Matthew 22:29, “Ye do err, not knowing the scriptures, nor the power of God.”


A cursory review of the scriptures will accomplish no more than a limited understanding of God. The statement Christ gave the Sadducees was a lead-in to his explanation of one of the two resurrections: the resurrection of life. When a man, or a woman, rises to life after their physical death – they are like the angels of God. They are like the angels! They . . . “are as the angels of God in heaven.” So – how are they angels of God in heaven? What degree of life and freedom are they permitted in heaven? Well – according to the son of God, and who better to know, they neither marry nor are given in marriage. This statement was given in response to our filtered understanding of the scriptures.
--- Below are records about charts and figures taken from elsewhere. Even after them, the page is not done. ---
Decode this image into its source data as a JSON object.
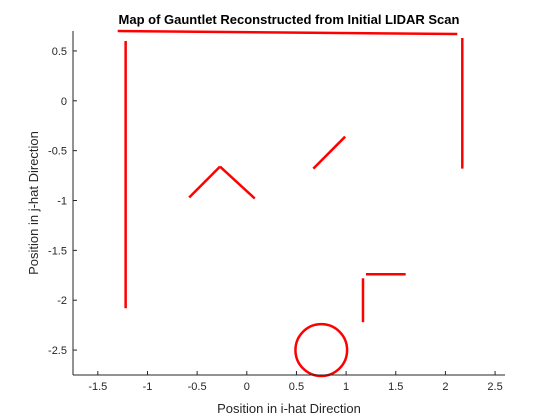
{
  "chart_data": {
    "type": "line",
    "title": "Map of Gauntlet Reconstructed from Initial LIDAR Scan",
    "xlabel": "Position in i-hat Direction",
    "ylabel": "Position in j-hat Direction",
    "xlim": [
      -1.75,
      2.6
    ],
    "ylim": [
      -2.75,
      0.7
    ],
    "xticks": [
      -1.5,
      -1,
      -0.5,
      0,
      0.5,
      1,
      1.5,
      2,
      2.5
    ],
    "xtick_labels": [
      "-1.5",
      "-1",
      "-0.5",
      "0",
      "0.5",
      "1",
      "1.5",
      "2",
      "2.5"
    ],
    "yticks": [
      0.5,
      0,
      -0.5,
      -1,
      -1.5,
      -2,
      -2.5
    ],
    "ytick_labels": [
      "0.5",
      "0",
      "-0.5",
      "-1",
      "-1.5",
      "-2",
      "-2.5"
    ],
    "grid": false,
    "line_color": "#ff0000",
    "segments": [
      {
        "x": [
          -1.3,
          2.12
        ],
        "y": [
          0.7,
          0.67
        ]
      },
      {
        "x": [
          -1.22,
          -1.22
        ],
        "y": [
          0.6,
          -2.08
        ]
      },
      {
        "x": [
          2.17,
          2.17
        ],
        "y": [
          0.63,
          -0.68
        ]
      },
      {
        "x": [
          -0.58,
          -0.27
        ],
        "y": [
          -0.97,
          -0.66
        ]
      },
      {
        "x": [
          -0.27,
          0.08
        ],
        "y": [
          -0.66,
          -0.98
        ]
      },
      {
        "x": [
          0.67,
          0.99
        ],
        "y": [
          -0.68,
          -0.36
        ]
      },
      {
        "x": [
          1.17,
          1.17
        ],
        "y": [
          -1.78,
          -2.22
        ]
      },
      {
        "x": [
          1.2,
          1.6
        ],
        "y": [
          -1.74,
          -1.74
        ]
      }
    ],
    "circles": [
      {
        "cx": 0.75,
        "cy": -2.5,
        "r": 0.26
      }
    ]
  }
}
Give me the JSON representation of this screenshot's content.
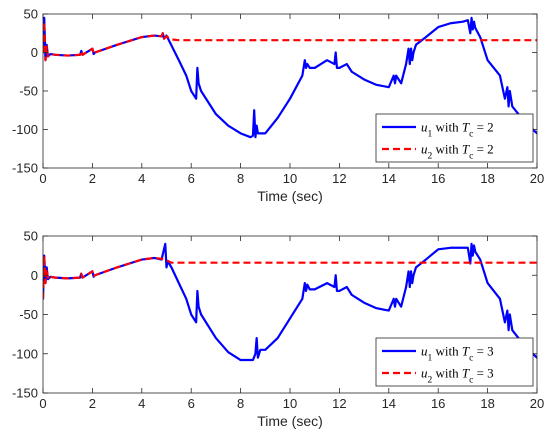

A filtered understanding will thus conclude that the resurrected, like the angels of God, are sexless or have no binding relationships. In fact, Christ only states that there is no marriage like our filtered understanding is used to. There is marriage in heaven, to be sure: it is the marriage of the son of God to the church. So then, we must inquire: who exactly is the church? The church, in answer to our own question, is the entire body of those who reach heaven. They are the ones that live on.


Our misunderstanding of the scriptures is a monster of an obstacle. We not only know less of the power of God, but less of his true nature, and therefore, less of our own connection. We cannot assume that there are molecular bodies in heaven. They may be atomic. We cannot even be sure that there are bodies. We do after all speak of a spiritual plane. Perhaps all there is in the way of a body is a sense of personal identity. And what will that identity associate with?


Unlike the limited nationalistic view held by the Sadducees and Pharisees, a spiritual identity will associate with life. The Sadducees associated with Abraham, Issac and Jacob in a nationalistic and genealogical sense, all of whom had bodies that died. Christ turned that association against them with the very scriptures they were so well versed in.


Matthew 22:31-32, “Have ye not read that which was spoken unto you by God, saying, I am the God of Abraham, and the God of Issac, and the God of Jacob? God is not the God of the dead, but of the living.”



If the Hebrews found their continuance in their Patriarchs, and their fathers lived on in and through them, then how could those who rejected resurrection lay claim to them? The reference to scripture was a jab in the soft underbelly of non-believers and well deserved. If you do not believe in the resurrection, do you even get to talk about it? If you do not believe in God, do you even merit an opinion? I think not. Life is for the living: to be lived, embraced, and discussed by the living only. Death cannot speak.